Por dentro, la casa ya estaba amueblada con un gusto exquisito que era una mezcla de la elegancia de él y la calidez que ella anhelaba. Un mayordomo y un equipo de personal los recibieron. Y por primera vez desde que tenía diez años, Andrea no se sintió como una invitada de caridad. Se sintió como la señora de la casa. Tenía libertad, aunque una libertad vigilada por un discreto pero omnipresente equipo de guardaespaldas que Nicolás había asignado exclusivamente para ella. Era una jaula, sí, pero era una que ella había elegido, y el carcelero ahora dormía a su lado.
Esa tarde, Nicolás tuvo que salir para una reunión urgente en la ciudad.
—No tardaré —prometió, besándola—. Disfruta de la casa. Hazla tuya.
Clara Barreiros había estado vigilando. Desde que supo que Nicolás había regresado, había tenido un auto apostado cerca de la nueva propiedad. Cuando vio el sedán oscuro de su sobrino salir de la finca, supo que era su momento.
El timbre sonó. El mayordomo, un hombre mayor y de aspecto formal llamado Arthur, anunció la visita.
—La señora Clara Barreiros está aquí para verla, señora.
Andrea sintió un escalofrío, pero su rostro permaneció sereno. Mientras Arthur se dirigía a la entrada, ella tomó su celular con calma, buscó el número de Nicolás y presionó llamar. Se lo guardó en el bolsillo del pantalón justo cuando Clara entraba en el salón, con la furia apenas contenida tras una máscara de fría cortesía. Nicolás, al otro lado de la línea, escucharía todo.
—Andrea, querida —comenzó Clara, su mirada barriendo el lujoso entorno con desdén—. Qué rápido te acostumbras a la opulencia. Supongo que es algo que llevas en la sangre. Tu madre también era muy buena consiguiendo que los hombres le dieran lo que no merecía.

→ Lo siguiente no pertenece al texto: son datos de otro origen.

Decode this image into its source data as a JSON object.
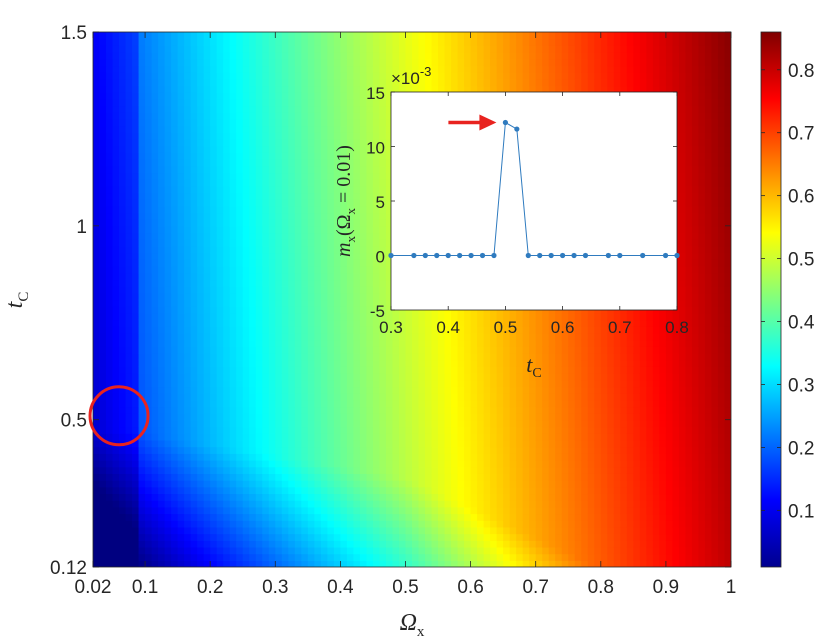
{
  "chart_data": [
    {
      "type": "heatmap",
      "xlabel": "Ωx",
      "ylabel": "tC",
      "x_ticks": [
        "0.02",
        "0.1",
        "0.2",
        "0.3",
        "0.4",
        "0.5",
        "0.6",
        "0.7",
        "0.8",
        "0.9",
        "1"
      ],
      "y_ticks": [
        "0.12",
        "0.5",
        "1",
        "1.5"
      ],
      "xlim": [
        0.02,
        1
      ],
      "ylim": [
        0.12,
        1.5
      ],
      "colorbar": {
        "ticks": [
          "0.1",
          "0.2",
          "0.3",
          "0.4",
          "0.5",
          "0.6",
          "0.7",
          "0.8"
        ],
        "range": [
          0.01,
          0.86
        ],
        "colormap": "jet"
      },
      "annotation": {
        "type": "circle",
        "x": 0.06,
        "y": 0.51,
        "color": "#e8231f"
      }
    },
    {
      "type": "line",
      "inset": true,
      "xlabel": "tC",
      "ylabel": "mx(Ωx = 0.01)",
      "exponent_label": "×10",
      "exponent_power": "-3",
      "xlim": [
        0.3,
        0.8
      ],
      "ylim": [
        -5,
        15
      ],
      "x_ticks": [
        "0.3",
        "0.4",
        "0.5",
        "0.6",
        "0.7",
        "0.8"
      ],
      "y_ticks": [
        "-5",
        "0",
        "5",
        "10",
        "15"
      ],
      "series": [
        {
          "color": "#2f7bbf",
          "x": [
            0.3,
            0.34,
            0.36,
            0.38,
            0.4,
            0.42,
            0.44,
            0.46,
            0.48,
            0.5,
            0.52,
            0.54,
            0.56,
            0.58,
            0.6,
            0.62,
            0.64,
            0.68,
            0.7,
            0.74,
            0.78,
            0.8
          ],
          "y": [
            0,
            0,
            0,
            0,
            0,
            0,
            0,
            0,
            0,
            12.2,
            11.6,
            0,
            0,
            0,
            0,
            0,
            0,
            0,
            0,
            0,
            0,
            0
          ]
        }
      ],
      "annotation": {
        "type": "arrow",
        "x": 0.5,
        "y": 12.2,
        "color": "#e8231f"
      }
    }
  ]
}
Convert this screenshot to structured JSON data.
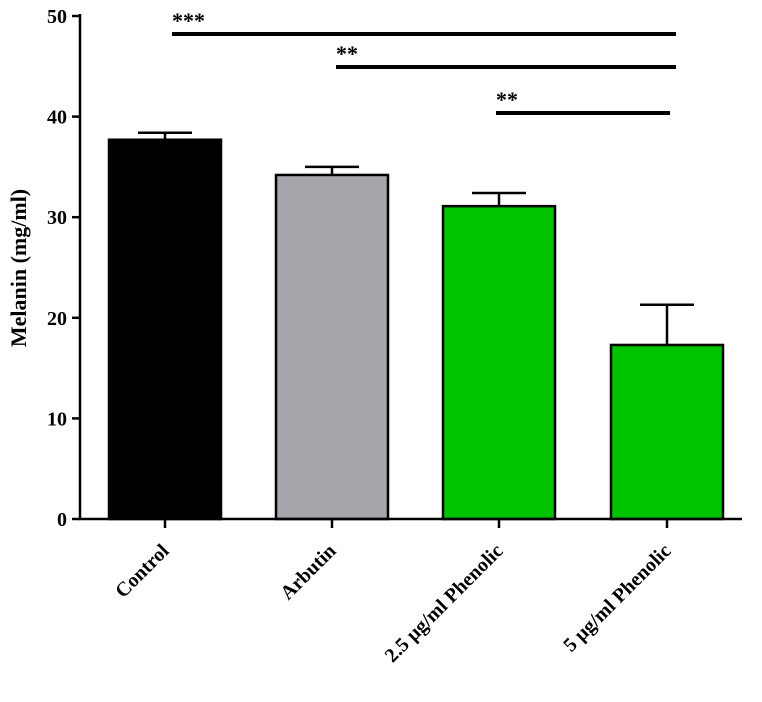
{
  "chart_data": {
    "type": "bar",
    "title": "",
    "xlabel": "",
    "ylabel": "Melanin (mg/ml)",
    "ylim": [
      0,
      50
    ],
    "yticks": [
      0,
      10,
      20,
      30,
      40,
      50
    ],
    "categories": [
      "Control",
      "Arbutin",
      "2.5 μg/ml Phenolic",
      "5 μg/ml Phenolic"
    ],
    "values": [
      37.7,
      34.2,
      31.1,
      17.3
    ],
    "errors": [
      0.7,
      0.8,
      1.3,
      4.0
    ],
    "colors": [
      "#000000",
      "#a6a5ab",
      "#00c400",
      "#00c400"
    ],
    "significance": [
      {
        "from": "Control",
        "to": "5 μg/ml Phenolic",
        "label": "***"
      },
      {
        "from": "Arbutin",
        "to": "5 μg/ml Phenolic",
        "label": "**"
      },
      {
        "from": "2.5 μg/ml Phenolic",
        "to": "5 μg/ml Phenolic",
        "label": "**"
      }
    ]
  }
}
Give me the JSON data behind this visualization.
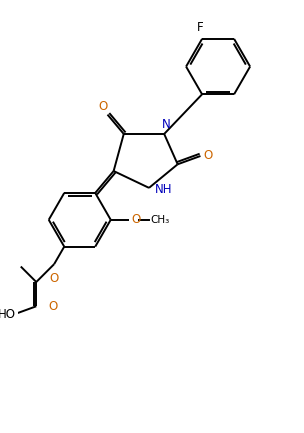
{
  "background_color": "#ffffff",
  "line_color": "#000000",
  "n_color": "#0000bb",
  "o_color": "#cc6600",
  "f_color": "#000000",
  "bond_lw": 1.4,
  "figsize": [
    3.04,
    4.33
  ],
  "dpi": 100,
  "xlim": [
    0,
    8.5
  ],
  "ylim": [
    0,
    12.2
  ]
}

Andrea permaneció de pie, en silencio.
—Estoy aquí para hacerte una última oferta —continuó Clara, caminando hacia ella—. Nicolás ha perdido la cabeza, pero yo puedo arreglarlo. Te daré lo que quieras. Pon tú la cifra. Un cheque en blanco. Para que desaparezcas de nuestras vidas para siempre.
—No —respondió Andrea, su voz era tranquila pero firme—. No puede comprar lo que no está en venta. Amo a Nicolás.
Clara soltó una risa cortante y amarga.
—¿Amor? ¡Tú no sabes nada del amor! ¡Solo sabes arruinarlo todo, igual que ella! ¡Terminarás destruyendo la vida de Nicolás como tu madre destruyó la de tu padre!
—¿Destruirla? —replicó Andrea, y por primera vez, su voz tenía un filo—. Mis padres no tenían dinero, pero eran felices. Se amaban. Nunca vi en mi casa la amargura que veo en sus ojos cada vez que me mira, tía Clara. Usted tiene todo el dinero del mundo y vive en un mausoleo de infelicidad.
La verdad de sus palabras fue como una bofetada.
La máscara de Clara se hizo añicos. Con un grito de rabia pura, levantó la mano para golpear a Andrea.
Pero el golpe nunca llegó.
Andrea, moviéndose con una velocidad que sorprendió a ambas, le sujetó la muñeca en el aire. Su agarre fue firme, inquebrantable.
—No —dijo, su voz era un susurro helado—. No volverá a ponerme una mano encima nunca más.
Clara la miró, sus ojos desorbitados por la sorpresa y la furia.
—Durante ocho años, usted me ha hecho pagar por un crimen que no cometí —continuó Andrea, su mirada fija en la de Clara—. La deuda que mi padre tenía con usted, la pagué yo. Con cada golpe. Con cada humillación. Con cada día que me hizo sentir insignificante. Pero esa deuda, tía Clara, quedó saldada el día que salí de la mansión Barreiros. Ya no le debo nada.
Fuera de sí, Clara luchó por liberar su brazo. —¡Ese día, la que debía morir en ese accidente era la muerta de hambre de tu madre! ¡Solo ella! —gritó, su voz rota por el odio—. ¡Tu padre ni siquiera debía estar en ese auto!
Las palabras cayeron en el silencio del salón. Y para Andrea, todo encajó.
La mirada de Clara. El odio. Los golpes que pasaba días curando en la cama, con un joven Nicolás curando sus heridas en secreto mientras Clara decía que "era para que aprendiera". La historia que había descubierto a los dieciocho años: que su padre, Javier Paz, había sido el prometido de Clara. Que era Vicepresidente en Barreiros Corp. Que lo había dejado todo, a Clara, la empresa, la fortuna, porque se había enamorado perdidamente de su madre en un viaje de negocios. No la había arruinado; la había elegido.